Is a YouTube livestream with a celebrity promoting a crypto giveaway real?
No. Celebrity crypto giveaway livestreams on YouTube are always scams using deepfake or cloned video footage. The celebrity has not endorsed anything.
Last reviewed: 1 June 2026
Explanation
Fraudsters hijack large YouTube channels, use fake cloned accounts, or buy advertising to broadcast what appear to be live streams of well-known figures — executives, celebrities, or athletes — promoting a crypto giveaway where viewers must 'send to receive double back'. The video footage is either a deepfake of the real person or recycled from genuine interviews. The stream looks live because a counter ticks up. No crypto giveaway that requires you to send funds first is legitimate.
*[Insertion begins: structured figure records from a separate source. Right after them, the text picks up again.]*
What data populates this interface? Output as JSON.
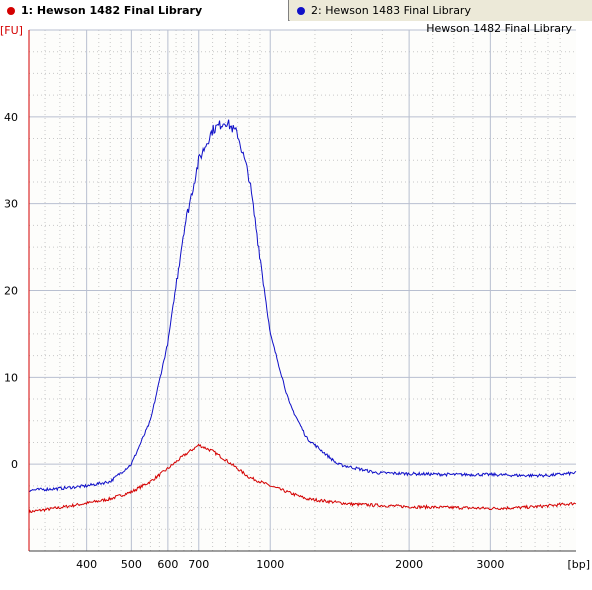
{
  "tabs": [
    {
      "label": "1: Hewson 1482 Final Library",
      "color": "#d40000",
      "selected": true
    },
    {
      "label": "2: Hewson 1483 Final Library",
      "color": "#1010c8",
      "selected": false
    }
  ],
  "chart_data": {
    "type": "line",
    "title": "Hewson 1482 Final Library",
    "ylabel": "[FU]",
    "xlabel": "[bp]",
    "xscale": "log",
    "xlim": [
      300,
      4600
    ],
    "ylim": [
      -10,
      50
    ],
    "yticks": [
      0,
      10,
      20,
      30,
      40
    ],
    "xticks": [
      400,
      500,
      600,
      700,
      1000,
      2000,
      3000
    ],
    "grid": true,
    "series": [
      {
        "name": "1: Hewson 1482 Final Library",
        "color": "#d40000",
        "x": [
          300,
          350,
          400,
          450,
          500,
          550,
          600,
          650,
          700,
          750,
          800,
          900,
          1000,
          1200,
          1500,
          2000,
          2500,
          3000,
          3500,
          4000,
          4600
        ],
        "y": [
          -5.5,
          -5.0,
          -4.5,
          -4.0,
          -3.2,
          -2.0,
          -0.5,
          1.0,
          2.2,
          1.5,
          0.5,
          -1.5,
          -2.5,
          -4.0,
          -4.6,
          -4.9,
          -5.0,
          -5.1,
          -5.0,
          -4.8,
          -4.5
        ]
      },
      {
        "name": "2: Hewson 1483 Final Library",
        "color": "#1010c8",
        "x": [
          300,
          350,
          400,
          450,
          500,
          550,
          600,
          650,
          700,
          750,
          800,
          850,
          900,
          950,
          1000,
          1100,
          1200,
          1400,
          1700,
          2000,
          2500,
          3000,
          3500,
          4000,
          4600
        ],
        "y": [
          -3.0,
          -2.8,
          -2.5,
          -2.0,
          0.0,
          5.0,
          14.0,
          27.0,
          35.0,
          38.5,
          39.5,
          38.0,
          33.0,
          24.0,
          15.0,
          7.0,
          3.0,
          0.0,
          -1.0,
          -1.1,
          -1.2,
          -1.2,
          -1.3,
          -1.3,
          -1.0
        ]
      }
    ]
  }
}
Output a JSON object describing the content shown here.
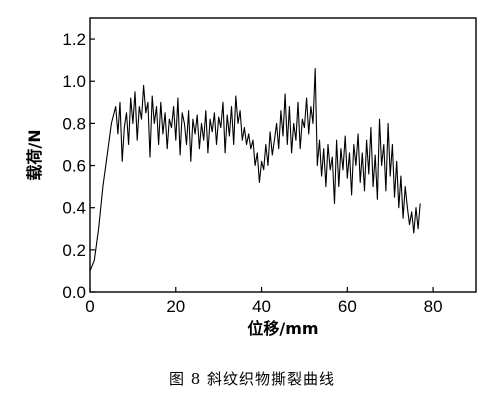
{
  "caption": "图 8  斜纹织物撕裂曲线",
  "chart_data": {
    "type": "line",
    "title": "",
    "xlabel": "位移/mm",
    "ylabel": "载荷/N",
    "xlim": [
      0,
      90
    ],
    "ylim": [
      0,
      1.3
    ],
    "xticks": [
      0,
      20,
      40,
      60,
      80
    ],
    "xtick_labels": [
      "0",
      "20",
      "40",
      "60",
      "80"
    ],
    "yticks": [
      0.0,
      0.2,
      0.4,
      0.6,
      0.8,
      1.0,
      1.2
    ],
    "ytick_labels": [
      "0.0",
      "0.2",
      "0.4",
      "0.6",
      "0.8",
      "1.0",
      "1.2"
    ],
    "grid": false,
    "legend": "none",
    "line_color": "#000000",
    "series": [
      {
        "x": [
          0,
          1,
          2,
          3,
          4,
          5,
          6,
          6.5,
          7,
          7.5,
          8,
          8.5,
          9,
          9.5,
          10,
          10.5,
          11,
          11.5,
          12,
          12.5,
          13,
          13.5,
          14,
          14.5,
          15,
          15.5,
          16,
          16.5,
          17,
          17.5,
          18,
          18.5,
          19,
          19.5,
          20,
          20.5,
          21,
          21.5,
          22,
          22.5,
          23,
          23.5,
          24,
          24.5,
          25,
          25.5,
          26,
          26.5,
          27,
          27.5,
          28,
          28.5,
          29,
          29.5,
          30,
          30.5,
          31,
          31.5,
          32,
          32.5,
          33,
          33.5,
          34,
          34.5,
          35,
          35.5,
          36,
          36.5,
          37,
          37.5,
          38,
          38.5,
          39,
          39.5,
          40,
          40.5,
          41,
          41.5,
          42,
          42.5,
          43,
          43.5,
          44,
          44.5,
          45,
          45.5,
          46,
          46.5,
          47,
          47.5,
          48,
          48.5,
          49,
          49.5,
          50,
          50.5,
          51,
          51.5,
          52,
          52.5,
          53,
          53.5,
          54,
          54.5,
          55,
          55.5,
          56,
          56.5,
          57,
          57.5,
          58,
          58.5,
          59,
          59.5,
          60,
          60.5,
          61,
          61.5,
          62,
          62.5,
          63,
          63.5,
          64,
          64.5,
          65,
          65.5,
          66,
          66.5,
          67,
          67.5,
          68,
          68.5,
          69,
          69.5,
          70,
          70.5,
          71,
          71.5,
          72,
          72.5,
          73,
          73.5,
          74,
          74.5,
          75,
          75.5,
          76,
          76.5,
          77
        ],
        "y": [
          0.1,
          0.15,
          0.3,
          0.5,
          0.65,
          0.8,
          0.88,
          0.75,
          0.9,
          0.62,
          0.78,
          0.85,
          0.7,
          0.92,
          0.8,
          0.95,
          0.72,
          0.88,
          0.82,
          0.98,
          0.85,
          0.9,
          0.64,
          0.93,
          0.8,
          0.88,
          0.7,
          0.9,
          0.75,
          0.85,
          0.68,
          0.82,
          0.78,
          0.88,
          0.72,
          0.92,
          0.65,
          0.85,
          0.8,
          0.7,
          0.86,
          0.62,
          0.82,
          0.75,
          0.84,
          0.68,
          0.8,
          0.72,
          0.86,
          0.66,
          0.82,
          0.76,
          0.85,
          0.7,
          0.83,
          0.78,
          0.9,
          0.66,
          0.84,
          0.74,
          0.88,
          0.7,
          0.93,
          0.8,
          0.86,
          0.72,
          0.78,
          0.7,
          0.75,
          0.68,
          0.72,
          0.6,
          0.66,
          0.52,
          0.62,
          0.58,
          0.7,
          0.6,
          0.76,
          0.65,
          0.72,
          0.8,
          0.68,
          0.86,
          0.74,
          0.94,
          0.7,
          0.88,
          0.66,
          0.8,
          0.72,
          0.9,
          0.68,
          0.82,
          0.78,
          0.92,
          0.75,
          0.88,
          0.8,
          1.06,
          0.6,
          0.72,
          0.55,
          0.68,
          0.5,
          0.7,
          0.58,
          0.64,
          0.42,
          0.72,
          0.5,
          0.68,
          0.58,
          0.74,
          0.54,
          0.66,
          0.46,
          0.7,
          0.6,
          0.75,
          0.52,
          0.66,
          0.48,
          0.72,
          0.56,
          0.78,
          0.5,
          0.65,
          0.44,
          0.82,
          0.6,
          0.7,
          0.48,
          0.8,
          0.55,
          0.7,
          0.45,
          0.62,
          0.4,
          0.55,
          0.35,
          0.5,
          0.4,
          0.32,
          0.38,
          0.28,
          0.4,
          0.3,
          0.42
        ]
      }
    ]
  }
}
Organisations and individuals with real crypto to give away have no reason to require you to deposit first — the 'double your crypto' mechanics only make financial sense for the scammer collecting deposits.
Common red flags
- Livestream promises to double any crypto you send to an address
- Celebrity or executive is speaking but the audio does not quite sync
- Comments are flooded with posts claiming they already received their double
- Giveaway has a countdown timer to create urgency
What to do now
- Do not send any cryptocurrency to an address shown on a livestream
- Report the video to YouTube as a scam
- If you already sent crypto, report to your national fraud service — recovery is unlikely
- Warn others who may be watching the same stream
Frequently asked questions
Do any legitimate crypto giveaways exist?
Some genuine airdrops exist in the crypto space, but they never require you to send money first, and they are announced through official project channels — not through YouTube livestreams.